Producer Price Index Posts Strongest Gain in Over Five Years
(Beijing) — A key gauge of wholesale prices in China rose at the fastest pace in more than five years in December, official data showed Tuesday, a development fueled by a surge in supply costs that analysts believe will be short-lived.
The producer price index (PPI) soared at a surprising 5.5% last month from a year ago, the National Bureau of Statistics (NBS) said in a statement.
It marked the highest reading since 6.5% in September 2011 and the fourth straight increase. The index had previously lingered in negative territory for 54 straight months until September on sluggish domestic demand, NBS data showed.
The December reading was also ahead of the median forecast of a gain of 4.6% in a Bloomberg LP survey.
Producer price rises normally filter through to consumer prices, though with a time lag, as retailers pass increased costs on to consumers.
On a monthly basis, December’s PPI was up 1.6%, accelerating from an uptick of 1.5% in November and the biggest increase since records became available in January 2011, NBS figures showed.
NBS analyst Sheng Guoqing attributed the jump to volatility in the yuan and Beijing’s policy to reduce industrial overcapacity, which has seen prices of raw materials spike on shrinking supply.
“The factory-gate prices of some industrial products were pushed up by multiple factors, including a rise in imported commodities due to the volatile exchange rate,” Sheng said in a separate statement.
The yuan’s central parity rate, which is set by China’s central bank, declined by more than 6% against the dollar in 2016. This fueled capital flight that was also spurred by pessimism about the country’s growth outlook. That in turn has made the Chinese currency-denominated assets less attractive to investors. In December alone, the yuan weakened by 5.9%.
The rate is under pressure to weaken further this year due to a stronger dollar and growing likelihood of more U.S. Fed interest-rate hikes.
“Industrial production and market demand grew steadily with the relation between supply and demand gradually becoming balanced, as effects of the policy to cut overcapacity and inventory kicked in,” Sheng said.

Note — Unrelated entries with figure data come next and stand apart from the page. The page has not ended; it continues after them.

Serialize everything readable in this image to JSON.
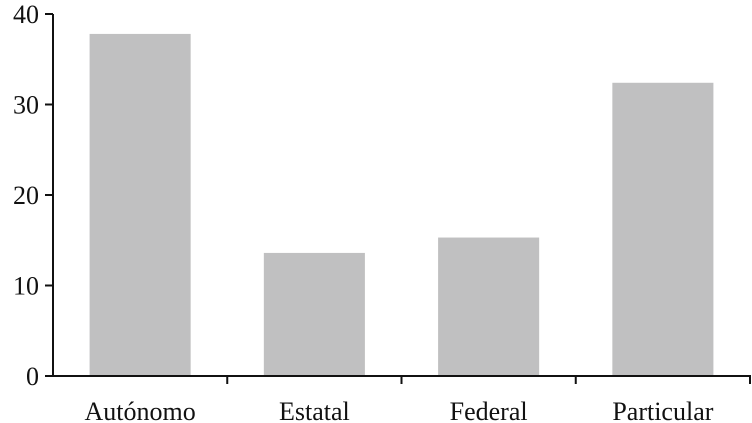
{
  "chart_data": {
    "type": "bar",
    "categories": [
      "Autónomo",
      "Estatal",
      "Federal",
      "Particular"
    ],
    "values": [
      37.8,
      13.6,
      15.3,
      32.4
    ],
    "color": "#c0c0c1",
    "ylim": [
      0,
      40
    ],
    "yticks": [
      0,
      10,
      20,
      30,
      40
    ],
    "grid": false
  }
}
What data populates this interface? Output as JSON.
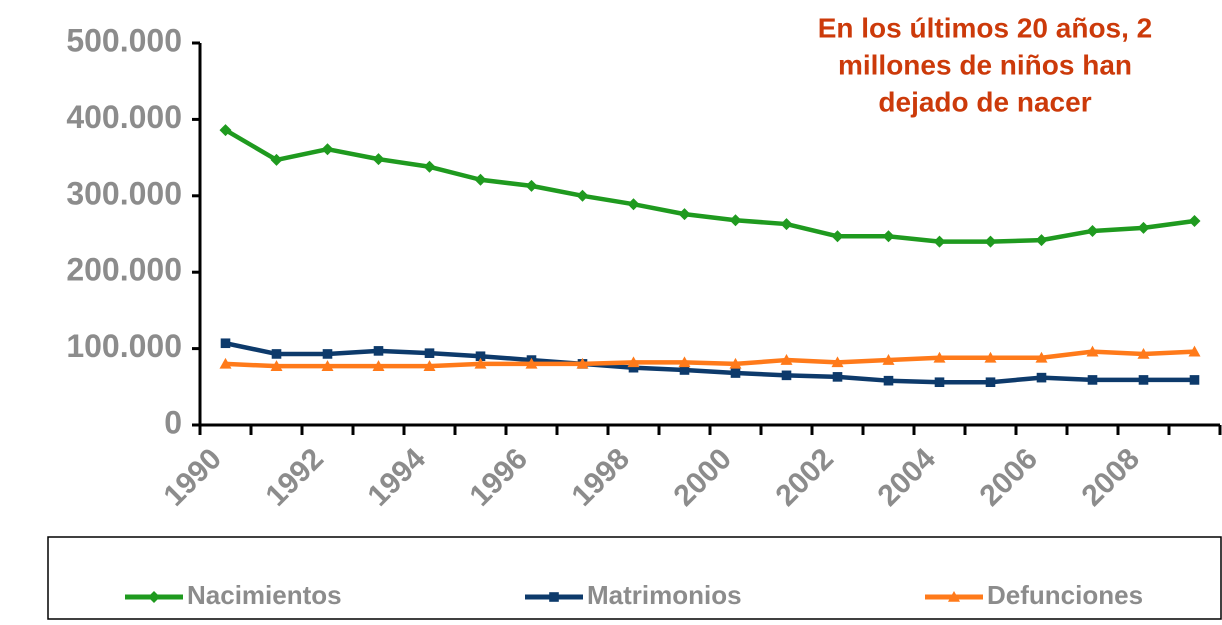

China has set a goal to get rid of up to 150 million tons of steel capacity by 2020 and cut 500 million tons in coal capacity within three to five years beginning from 2016. The goals are part of efforts to close down “zombie companies” and improve the efficiency of state-owned enterprises.
The PPI pickup is “welcome” because it would lead to more tax revenues and corporate income, Louis Kuijs, a Hong Kong-based analyst with research firm Oxford Economics, told Caixin.
But he cautioned that the increases may prove unsustainable because they were “highly concentrated” in sectors that were the targets of the government’s excess-capacity reduction campaign, and there has been “very little spillover” into other industries.
“I don’t really think that this is now heralding a sudden period of significant, generalized producer-price inflation in China,” he said.
“These heavy industry sectors are still subject to a lot of structural overcapacity. So the market mechanism will drive prices lower,” he said.
He predicted the PPI increase to ease after the first quarter of this year.
Liu Chang, an analyst with Capital Economics, also expected inflation to accelerate at the start of this year, “mainly driven by movements in commodity prices,” though they are “unlikely to be sustained.”
Sheng said price rises in the upstream industries of nonferrous metal smelting and pressing, coal mining, washing and dressing, oil and natural gas extraction, ferrous-metal smelting and pressing, and oil processing contributed to a combined 4.2 percentage points, or 76%, to the yearly PPI growth last month.
But the month-on-month increase in the coal sector prices was slower than November’s, after the government took measures since September to boost output and stabilize the market.
Nomura analysts Zhao Yang warned economic expansion remains under downward pressure despite rising inflation.
“The economic growth still faces headwinds from cooling property market,” he said in a note.
“Therefore, tightening monetary policy is not a good idea in our view. But rising inflation does add to risks of monetary tightening and policy mismanagement.”
For the full year of 2016, PPI declined 1.4%, an improvement from a decrease of 5.2% in 2015, according to the NBS.
The consumer price index (CPI), a main measure of inflation, rose 2.0% last year, up from a growth of 1.4% in the previous year but well below the government’s annual target of around 3%. In December, CPI gained 2.1%, NBS figures showed.